Genevieve's throat tightened. The rhythm of his steps matched the pulse beating at her temples. It reminded her of something she didn't want to remember—the slow march of her nightmare, the sound of the dark world breathing beneath her feet.
He stopped behind her, close enough that she could smell the brandy on his breath. "You shouldn't go chasing after prey like that," he murmured. "I thought your mother taught you better."
The words hit harder than the tone deserved. Baton always knew how to strike cleanly, without effort. She felt the floor shiver beneath her shoes. The rug rippled as if stirred by something underneath. Maybe she was dizzy. Maybe the morphine still hadn't left her blood.
"You think this is about me?" he said. "That I went begging for the Shadowman's power? No, Genevieve. You called the dark first. You wanted it to notice you."
She twisted around in the chair. "That isn't true."
"Isn't it?" His reflection in the glass smiled a heartbeat later than he did. "You always need to be seen. You call it love, call it devotion, but it's just another way to feed that hollow place in you."
Her pulse thundered. "Papa—"
"Will you ever stop letting others decide who you are?" he said sharply. "The Shadowman, Viktor, even me. You let every one of us make your choices, then act surprised when they burn."
He moved closer, shadow spilling over her. "I've done nothing but clean up after your clever little mistakes. You've never wanted power, only the feeling of being wanted."
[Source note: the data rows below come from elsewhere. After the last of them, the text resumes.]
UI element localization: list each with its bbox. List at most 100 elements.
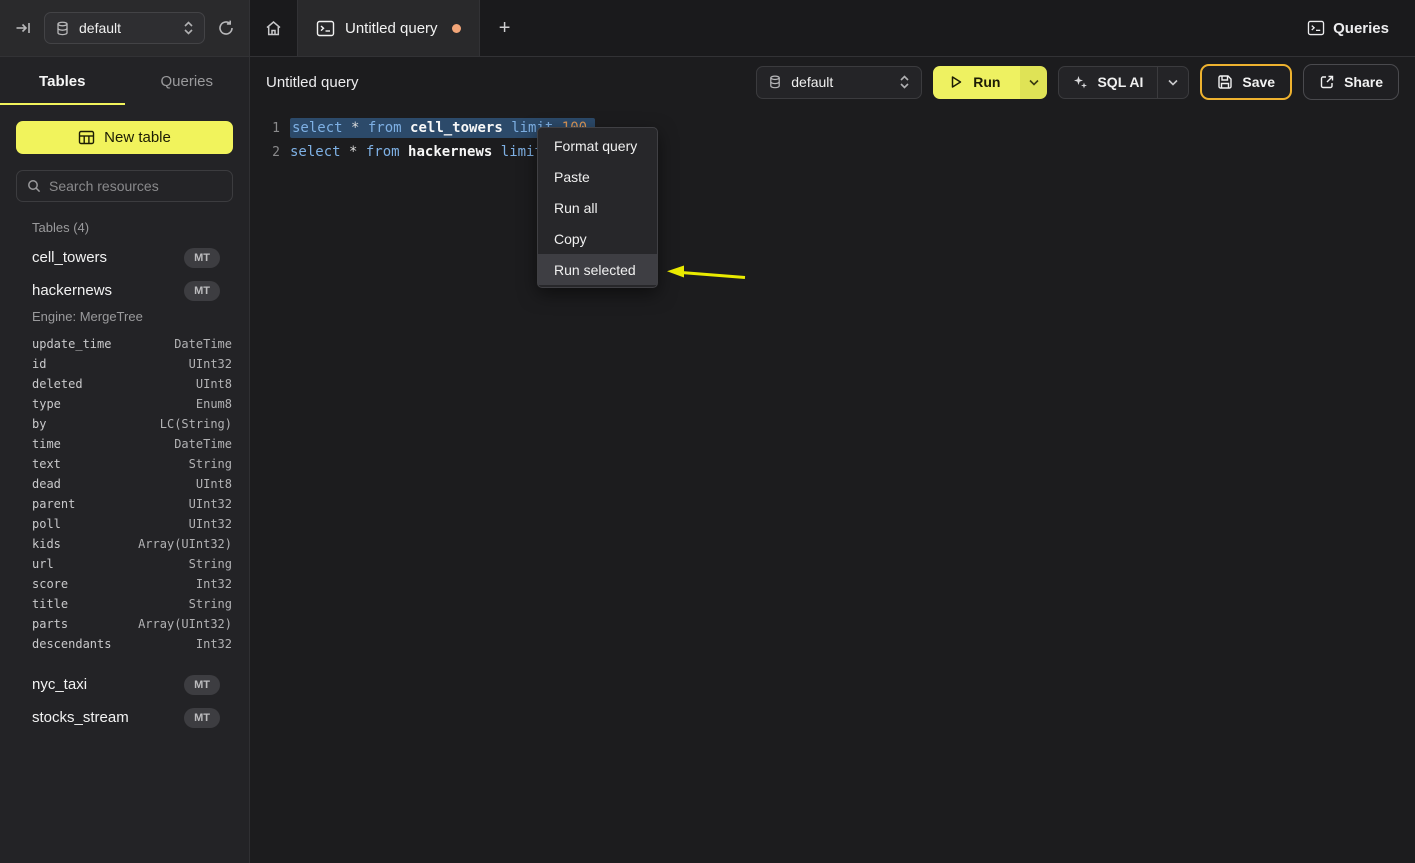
table-row-cell-towers[interactable]: cell_towers MT bbox=[16, 241, 233, 274]
column-name: descendants bbox=[32, 637, 196, 651]
column-row: kidsArray(UInt32) bbox=[16, 534, 233, 554]
column-row: deadUInt8 bbox=[16, 474, 233, 494]
column-type: UInt32 bbox=[189, 357, 232, 371]
share-button[interactable]: Share bbox=[1303, 64, 1399, 100]
query-terminal-icon bbox=[316, 20, 335, 37]
queries-terminal-icon bbox=[1307, 20, 1325, 36]
database-icon bbox=[768, 75, 782, 89]
column-name: parent bbox=[32, 497, 189, 511]
query-header: Untitled query default bbox=[250, 57, 1415, 107]
table-row-nyc-taxi[interactable]: nyc_taxi MT bbox=[16, 668, 233, 701]
column-name: by bbox=[32, 417, 160, 431]
sql-ai-button-group: SQL AI bbox=[1058, 66, 1189, 99]
sql-ai-options-button[interactable] bbox=[1158, 67, 1188, 98]
updown-chevron-icon bbox=[899, 75, 910, 89]
save-button[interactable]: Save bbox=[1200, 64, 1292, 100]
sidebar-tab-queries[interactable]: Queries bbox=[125, 57, 250, 105]
sparkles-icon bbox=[1073, 75, 1088, 90]
column-type: String bbox=[189, 597, 232, 611]
collapse-sidebar-button[interactable] bbox=[14, 19, 32, 37]
column-name: score bbox=[32, 577, 196, 591]
new-table-button[interactable]: New table bbox=[16, 121, 233, 154]
context-menu-item-copy[interactable]: Copy bbox=[538, 223, 657, 254]
queries-button[interactable]: Queries bbox=[1307, 20, 1389, 37]
database-selector-value: default bbox=[79, 20, 174, 36]
collapse-sidebar-icon bbox=[14, 19, 32, 37]
token-kw: from bbox=[366, 144, 400, 160]
context-menu-item-paste[interactable]: Paste bbox=[538, 161, 657, 192]
new-tab-button[interactable]: + bbox=[480, 0, 530, 56]
column-type: UInt32 bbox=[189, 497, 232, 511]
table-grid-icon bbox=[78, 130, 95, 145]
token-plain: * bbox=[343, 120, 368, 136]
column-name: deleted bbox=[32, 377, 196, 391]
sidebar: Tables Queries New table bbox=[0, 57, 250, 863]
column-name: title bbox=[32, 597, 189, 611]
line-number: 2 bbox=[250, 145, 280, 160]
column-row: typeEnum8 bbox=[16, 394, 233, 414]
run-options-button[interactable] bbox=[1020, 66, 1047, 99]
table-name: nyc_taxi bbox=[32, 676, 184, 693]
save-button-label: Save bbox=[1242, 74, 1275, 90]
column-type: String bbox=[189, 557, 232, 571]
table-row-hackernews[interactable]: hackernews MT bbox=[16, 274, 233, 307]
table-row-stocks-stream[interactable]: stocks_stream MT bbox=[16, 701, 233, 734]
sql-editor[interactable]: 1select * from cell_towers limit 100 2 sel… bbox=[250, 107, 1415, 164]
refresh-button[interactable] bbox=[217, 19, 235, 37]
sql-ai-label: SQL AI bbox=[1097, 74, 1143, 90]
tab-strip: Untitled query + Queries bbox=[250, 0, 1415, 56]
run-button[interactable]: Run bbox=[933, 66, 1020, 99]
column-row: descendantsInt32 bbox=[16, 634, 233, 654]
column-row: update_timeDateTime bbox=[16, 334, 233, 354]
query-database-selector[interactable]: default bbox=[756, 66, 922, 99]
token-plain bbox=[503, 120, 511, 136]
annotation-arrow bbox=[665, 261, 750, 287]
column-name: time bbox=[32, 437, 174, 451]
column-row: pollUInt32 bbox=[16, 514, 233, 534]
tab-untitled-query[interactable]: Untitled query bbox=[297, 0, 480, 56]
context-menu-item-run-all[interactable]: Run all bbox=[538, 192, 657, 223]
home-tab[interactable] bbox=[250, 0, 297, 56]
database-selector[interactable]: default bbox=[44, 12, 205, 44]
column-row: titleString bbox=[16, 594, 233, 614]
token-ident: cell_towers bbox=[410, 120, 503, 136]
column-type: Array(UInt32) bbox=[138, 617, 232, 631]
column-row: textString bbox=[16, 454, 233, 474]
column-name: id bbox=[32, 357, 189, 371]
token-plain bbox=[492, 144, 500, 160]
sidebar-tab-tables[interactable]: Tables bbox=[0, 57, 125, 105]
top-bar: default bbox=[0, 0, 1415, 57]
column-type: String bbox=[189, 457, 232, 471]
app-window: default bbox=[0, 0, 1415, 863]
search-input[interactable] bbox=[49, 178, 222, 194]
sidebar-tabs: Tables Queries bbox=[0, 57, 249, 105]
column-name: dead bbox=[32, 477, 196, 491]
column-name: type bbox=[32, 397, 196, 411]
refresh-icon bbox=[217, 19, 235, 37]
token-kw: select bbox=[290, 144, 341, 160]
column-type: UInt8 bbox=[196, 477, 232, 491]
tables-section-label: Tables (4) bbox=[16, 220, 233, 235]
code-line[interactable]: 1select * from cell_towers limit 100 bbox=[250, 116, 1415, 140]
main-panel: Untitled query default bbox=[250, 57, 1415, 863]
token-plain bbox=[402, 120, 410, 136]
context-menu-item-format-query[interactable]: Format query bbox=[538, 130, 657, 161]
topbar-left-section: default bbox=[0, 0, 250, 56]
play-icon bbox=[949, 75, 963, 89]
share-export-icon bbox=[1319, 74, 1335, 90]
sql-ai-button[interactable]: SQL AI bbox=[1059, 67, 1158, 98]
queries-button-label: Queries bbox=[1333, 20, 1389, 37]
run-button-label: Run bbox=[973, 74, 1000, 90]
column-row: partsArray(UInt32) bbox=[16, 614, 233, 634]
share-button-label: Share bbox=[1344, 74, 1383, 90]
new-table-label: New table bbox=[104, 129, 171, 146]
engine-badge: MT bbox=[184, 248, 220, 268]
engine-badge: MT bbox=[184, 281, 220, 301]
context-menu-item-run-selected[interactable]: Run selected bbox=[538, 254, 657, 285]
code-line[interactable]: 2select * from hackernews limit bbox=[250, 140, 1415, 164]
column-type: DateTime bbox=[174, 437, 232, 451]
column-row: idUInt32 bbox=[16, 354, 233, 374]
column-name: text bbox=[32, 457, 189, 471]
column-type: Int32 bbox=[196, 577, 232, 591]
column-name: url bbox=[32, 557, 189, 571]
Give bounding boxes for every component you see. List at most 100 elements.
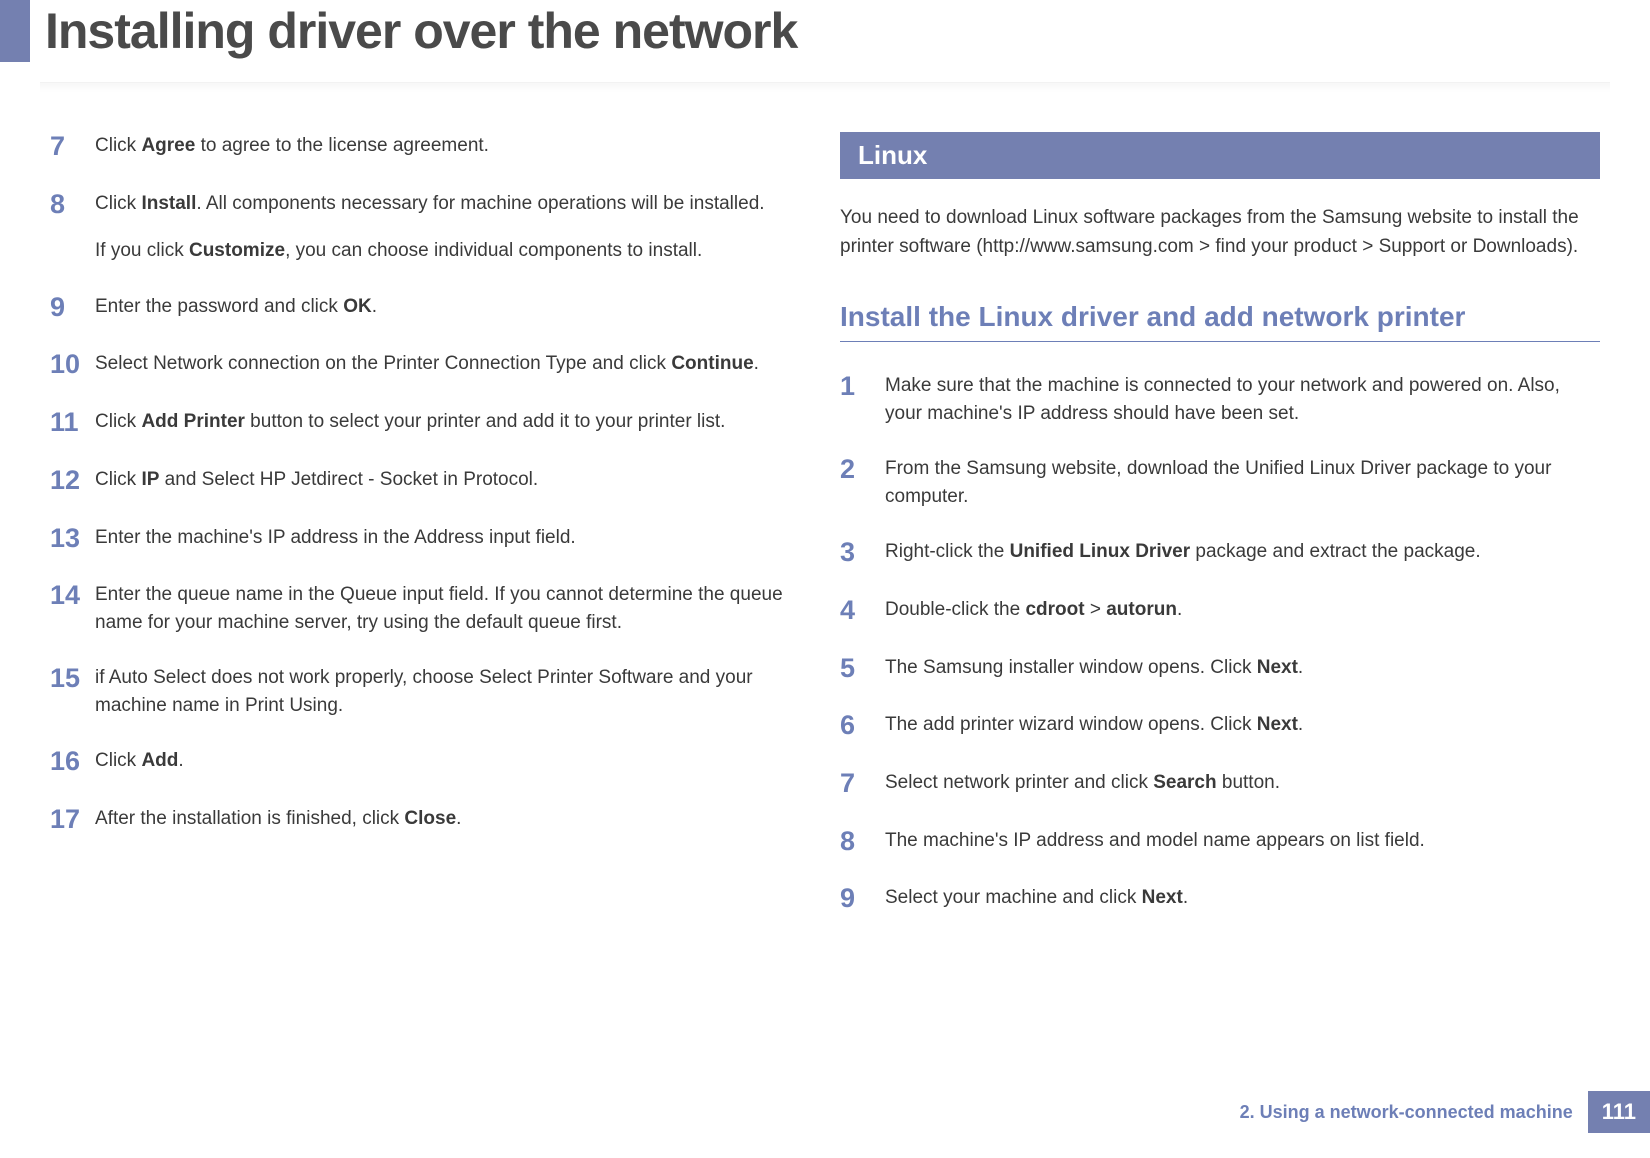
header-accent-bar bbox=[0, 0, 30, 62]
plain-text: . bbox=[1177, 599, 1182, 620]
plain-text: Click bbox=[95, 750, 141, 771]
plain-text: . bbox=[456, 808, 461, 829]
plain-text: Select your machine and click bbox=[885, 887, 1142, 908]
step-number: 14 bbox=[50, 581, 95, 611]
plain-text: button to select your printer and add it… bbox=[245, 411, 726, 432]
step-text: if Auto Select does not work properly, c… bbox=[95, 664, 810, 719]
plain-text: . bbox=[1298, 657, 1303, 678]
bold-text: Next bbox=[1257, 657, 1298, 678]
plain-text: If you click bbox=[95, 240, 189, 261]
plain-text: if Auto Select does not work properly, c… bbox=[95, 667, 753, 716]
step-text: Enter the machine's IP address in the Ad… bbox=[95, 524, 810, 552]
plain-text: Enter the machine's IP address in the Ad… bbox=[95, 527, 576, 548]
bold-text: Next bbox=[1142, 887, 1183, 908]
step-number: 6 bbox=[840, 711, 885, 741]
instruction-step: 12Click IP and Select HP Jetdirect - Soc… bbox=[50, 466, 810, 496]
step-text: The machine's IP address and model name … bbox=[885, 827, 1600, 855]
left-column: 7Click Agree to agree to the license agr… bbox=[50, 132, 810, 942]
step-number: 9 bbox=[50, 293, 95, 323]
plain-text: Click bbox=[95, 469, 141, 490]
plain-text: The add printer wizard window opens. Cli… bbox=[885, 714, 1257, 735]
plain-text: The machine's IP address and model name … bbox=[885, 830, 1425, 851]
plain-text: . bbox=[1183, 887, 1188, 908]
step-number: 7 bbox=[840, 769, 885, 799]
bold-text: Add bbox=[141, 750, 178, 771]
step-text: Click Add. bbox=[95, 747, 810, 775]
plain-text: Click bbox=[95, 135, 141, 156]
instruction-step: 7Click Agree to agree to the license agr… bbox=[50, 132, 810, 162]
step-number: 16 bbox=[50, 747, 95, 777]
step-number: 3 bbox=[840, 538, 885, 568]
right-column: Linux You need to download Linux software… bbox=[840, 132, 1600, 942]
step-number: 8 bbox=[840, 827, 885, 857]
page-header: Installing driver over the network bbox=[0, 0, 1650, 62]
bold-text: Next bbox=[1257, 714, 1298, 735]
instruction-step: 9Select your machine and click Next. bbox=[840, 884, 1600, 914]
instruction-step: 5The Samsung installer window opens. Cli… bbox=[840, 654, 1600, 684]
step-text: The add printer wizard window opens. Cli… bbox=[885, 711, 1600, 739]
instruction-step: 11 Click Add Printer button to select yo… bbox=[50, 408, 810, 438]
step-text: Right-click the Unified Linux Driver pac… bbox=[885, 538, 1600, 566]
plain-text: Click bbox=[95, 193, 141, 214]
plain-text: Select network printer and click bbox=[885, 772, 1153, 793]
step-text: Make sure that the machine is connected … bbox=[885, 372, 1600, 427]
page-title: Installing driver over the network bbox=[30, 2, 797, 60]
plain-text: Right-click the bbox=[885, 541, 1010, 562]
instruction-step: 4Double-click the cdroot > autorun. bbox=[840, 596, 1600, 626]
step-text: Click Install. All components necessary … bbox=[95, 190, 810, 265]
step-text: Click Add Printer button to select your … bbox=[95, 408, 810, 436]
instruction-step: 14Enter the queue name in the Queue inpu… bbox=[50, 581, 810, 636]
plain-text: and Select HP Jetdirect - Socket in Prot… bbox=[159, 469, 538, 490]
footer-page-number: 111 bbox=[1588, 1091, 1650, 1133]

His words cracked something inside her. Her stomach turned; her breath came uneven. The light swelled around him, bright enough to sting.
"You talk about strength," he went on, voice lowering. "But you've never chosen anything for yourself. Even that night with the Shadowman—you thought it was power. All it was, Genevieve, was surrender."
"Stop it," she said.
"I spoiled you too much," he continued, almost gently. "Such a weak daughter."
The words folded over themselves, growing deeper, layered—his voice and something underneath it, something whispering the same lines through gritted teeth. The floor rippled again. The chair legs sank half an inch. Genevieve's vision blurred, the room tilting as the voices returned in a hiss of air.
He knows, little butterfly… he always knew…
She pressed her palms over her ears. "Stop! Please, stop!"
Baton's shape flickered; his reflection split like a mirror cracking down the center. The light bent sideways, stretching his shadow across the floor toward her.
He raised his hand and snapped his fingers.
The sound tore through the room like a whipcrack.
Everything stopped.
The floor was still. The light returned to its usual warmth. The voices vanished.
Genevieve blinked rapidly, chest heaving. Baton stood where he had been before, serene, one hand resting on his chair, a faint smile softening his features.
"There now," he said. "All better."
But her body knew otherwise. Her palms still burned from where she'd covered her ears; the scent of smoke clung to the air, and her reflection in the window trembled on a delay. She sat frozen, every breath sharp and shallow, and wondered—perhaps for the first time—if her father was even real at all.